Mba Novita pun menanyakan kesediaan saya untuk menjadi nara sumber artikel yang akan di tulisnya terkait peringatan Hari Kanker Sedunia. Hari Kanker Sedunia memang biasanya di peringati setiap tanggal 4 Februari.
Saya lalu mengiyakan kesediaan menjadi narasumber. Niat utama memang sekalian untuk edukasi dan sosialisasi kanker kepada masyarakat lewat media. Selain itu, biar sekalian narsis lah hahahaha...
Nah, sebenarnya Raisyah yang paling heboh mendengar rencana saya mau di liput. Seperti yang sudah-sudah, Raisyah udah siap mau di foto kapan saja untuk keperluan liputan. Tentu saja saya jadi tertawa sendiri melihat tingkah Raisyah. Anak itu memang seperti emaknya yg rada rada suka narsis.
Ternyata, mba Novita masih menyimpan foto-foto dokumentasi saya sebelumnya.
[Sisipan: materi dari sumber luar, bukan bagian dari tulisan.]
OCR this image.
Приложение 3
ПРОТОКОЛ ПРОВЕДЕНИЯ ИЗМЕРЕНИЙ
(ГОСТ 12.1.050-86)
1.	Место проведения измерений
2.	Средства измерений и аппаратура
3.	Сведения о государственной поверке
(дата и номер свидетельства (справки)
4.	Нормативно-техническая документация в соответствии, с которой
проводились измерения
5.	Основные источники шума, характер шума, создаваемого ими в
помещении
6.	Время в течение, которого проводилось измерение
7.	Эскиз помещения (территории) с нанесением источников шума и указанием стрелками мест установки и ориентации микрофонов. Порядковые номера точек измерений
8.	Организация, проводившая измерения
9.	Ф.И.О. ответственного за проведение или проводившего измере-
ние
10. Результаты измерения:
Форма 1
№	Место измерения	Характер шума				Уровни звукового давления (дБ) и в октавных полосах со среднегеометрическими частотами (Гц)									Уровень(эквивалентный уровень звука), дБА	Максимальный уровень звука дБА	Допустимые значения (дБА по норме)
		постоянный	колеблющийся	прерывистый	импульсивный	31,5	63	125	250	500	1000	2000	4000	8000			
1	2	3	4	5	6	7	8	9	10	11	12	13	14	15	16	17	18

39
Jadilah, foto tersebut yang di pajang di koran. Hehehe. Dan Raisyah? Manyun ngga jelas sambil ngomel kenapa wajahnya ngga ada di koran tersebut ^_^
Terima kasih ya Mba Novita dan Kaltim Post yang sudah memuat kisah tentang saya. Bagi teman-teman yang ingin membaca kisah lengkapnya, bisa klik link berikut ya.. Atau bisa juga baca isi beritanya yang sudah saya copy kan di sini.
Terus semangat ya teman teman
--------------
Kisah Inspiratif Seorang Survivor Kanker Thyroid, Penyakit Tak Boleh Merenggut Mimpi
Empat Februari diperingati sebagai Hari Kanker Sedunia. Banyak cara dilakukan untuk memaknai World Cancer Day tersebut. Kali ini, Kaltim Post berbagi kisah inspiratif dari Tri Wahyuni Zuhri, survivor kanker thyroid di Samarinda.
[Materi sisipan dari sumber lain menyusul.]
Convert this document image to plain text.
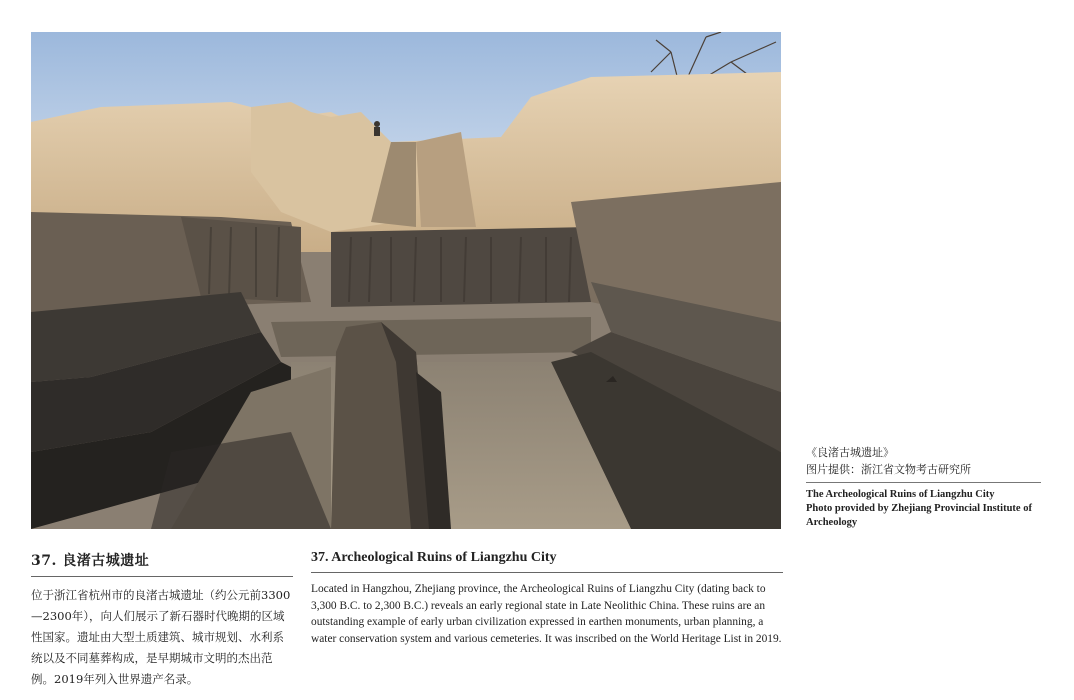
《良渚古城遗址》
图片提供：浙江省文物考古研究所
The Archeological Ruins of Liangzhu City
Photo provided by Zhejiang Provincial Institute of Archeology
37. 良渚古城遗址

位于浙江省杭州市的良渚古城遗址（约公元前3300—2300年），向人们展示了新石器时代晚期的区域性国家。遗址由大型土质建筑、城市规划、水利系统以及不同墓葬构成，是早期城市文明的杰出范例。2019年列入世界遗产名录。

37. Archeological Ruins of Liangzhu City

Located in Hangzhou, Zhejiang province, the Archeological Ruins of Liangzhu City (dating back to 3,300 B.C. to 2,300 B.C.) reveals an early regional state in Late Neolithic China. These ruins are an outstanding example of early urban civilization expressed in earthen monuments, urban planning, a water conservation system and various cemeteries. It was inscribed on the World Heritage List in 2019.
NOVITA INDRIANI, Samarinda
KELAHIRAN putra bungsunya menambah kebahagiaan. Namun, sejak saat itu, dia mulai merasakan hal aneh pada tubuhnya. Tri Wahyuni menjadi mudah capek, daya tahan tubuh menurun, perlahan berat badannya juga ikut menurun dengan drastis. Tepat Januari 2013, dokter memvonisnya menderita kanker thyroid.
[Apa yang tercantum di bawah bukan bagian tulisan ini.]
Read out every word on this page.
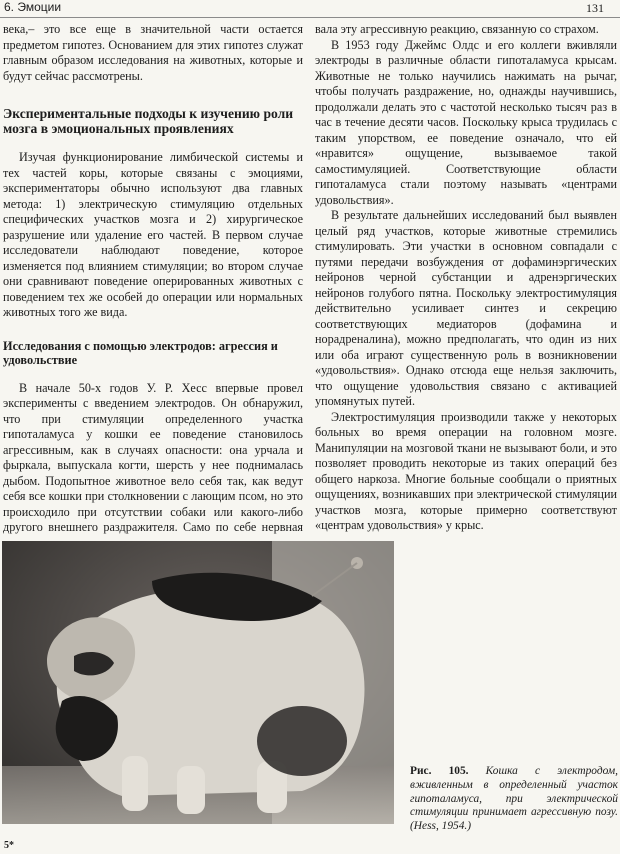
6. Эмоции	131

века,– это все еще в значительной части остается предметом гипотез. Основанием для этих гипотез служат главным образом исследования на животных, которые и будут сейчас рассмотрены.

Экспериментальные подходы к изучению роли мозга в эмоциональных проявлениях

Изучая функционирование лимбической системы и тех частей коры, которые связаны с эмоциями, экспериментаторы обычно используют два главных метода: 1) электрическую стимуляцию отдельных специфических участков мозга и 2) хирургическое разрушение или удаление его частей. В первом случае исследователи наблюдают поведение, которое изменяется под влиянием стимуляции; во втором случае они сравнивают поведение оперированных животных с поведением тех же особей до операции или нормальных животных того же вида.

Исследования с помощью электродов: агрессия и удовольствие

В начале 50-х годов У. Р. Хесс впервые провел эксперименты с введением электродов. Он обнаружил, что при стимуляции определенного участка гипоталамуса у кошки ее поведение становилось агрессивным, как в случаях опасности: она урчала и фыркала, выпускала когти, шерсть у нее поднималась дыбом. Подопытное животное вело себя так, как ведут себя все кошки при столкновении с лающим псом, но это происходило при отсутствии собаки или какого-либо другого внешнего раздражителя. Само по себе нервная

вала эту агрессивную реакцию, связанную со страхом.

В 1953 году Джеймс Олдс и его коллеги вживляли электроды в различные области гипоталамуса крысам. Животные не только научились нажимать на рычаг, чтобы получать раздражение, но, однажды научившись, продолжали делать это с частотой несколько тысяч раз в час в течение десяти часов. Поскольку крыса трудилась с таким упорством, ее поведение означало, что ей «нравится» ощущение, вызываемое такой самостимуляцией. Соответствующие области гипоталамуса стали поэтому называть «центрами удовольствия».

В результате дальнейших исследований был выявлен целый ряд участков, которые животные стремились стимулировать. Эти участки в основном совпадали с путями передачи возбуждения от дофаминэргических нейронов черной субстанции и адренэргических нейронов голубого пятна. Поскольку электростимуляция действительно усиливает синтез и секрецию соответствующих медиаторов (дофамина и норадреналина), можно предполагать, что один из них или оба играют существенную роль в возникновении «удовольствия». Однако отсюда еще нельзя заключить, что ощущение удовольствия связано с активацией упомянутых путей.

Электростимуляция производили также у некоторых больных во время операции на головном мозге. Манипуляции на мозговой ткани не вызывают боли, и это позволяет проводить некоторые из таких операций без общего наркоза. Многие больные сообщали о приятных ощущениях, возникавших при электрической стимуляции участков мозга, которые примерно соответствуют «центрам удовольствия» у крыс.

Рис. 105. Кошка с электродом, вживленным в определенный участок гипоталамуса, при электрической стимуляции принимает агрессивную позу. (Hess, 1954.)
5*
“Sebelumnya, saya memang mengalami gejala seperti susah menelan, mudah terserang flu dan batuk. Saya juga sering merasakan sakit pinggang,” ujarnya.
Waktu itu, Tri Wahyuni menganggap gejala-gejala itu hanya karena faktor kelelahan. Karena terlalu sibuk dengan urusan pekerjaan dan rumah. Apalagi dia kerap ke dokter untuk memeriksakan diri, dan dianggap hanya kecapekan dan radang tenggorokan.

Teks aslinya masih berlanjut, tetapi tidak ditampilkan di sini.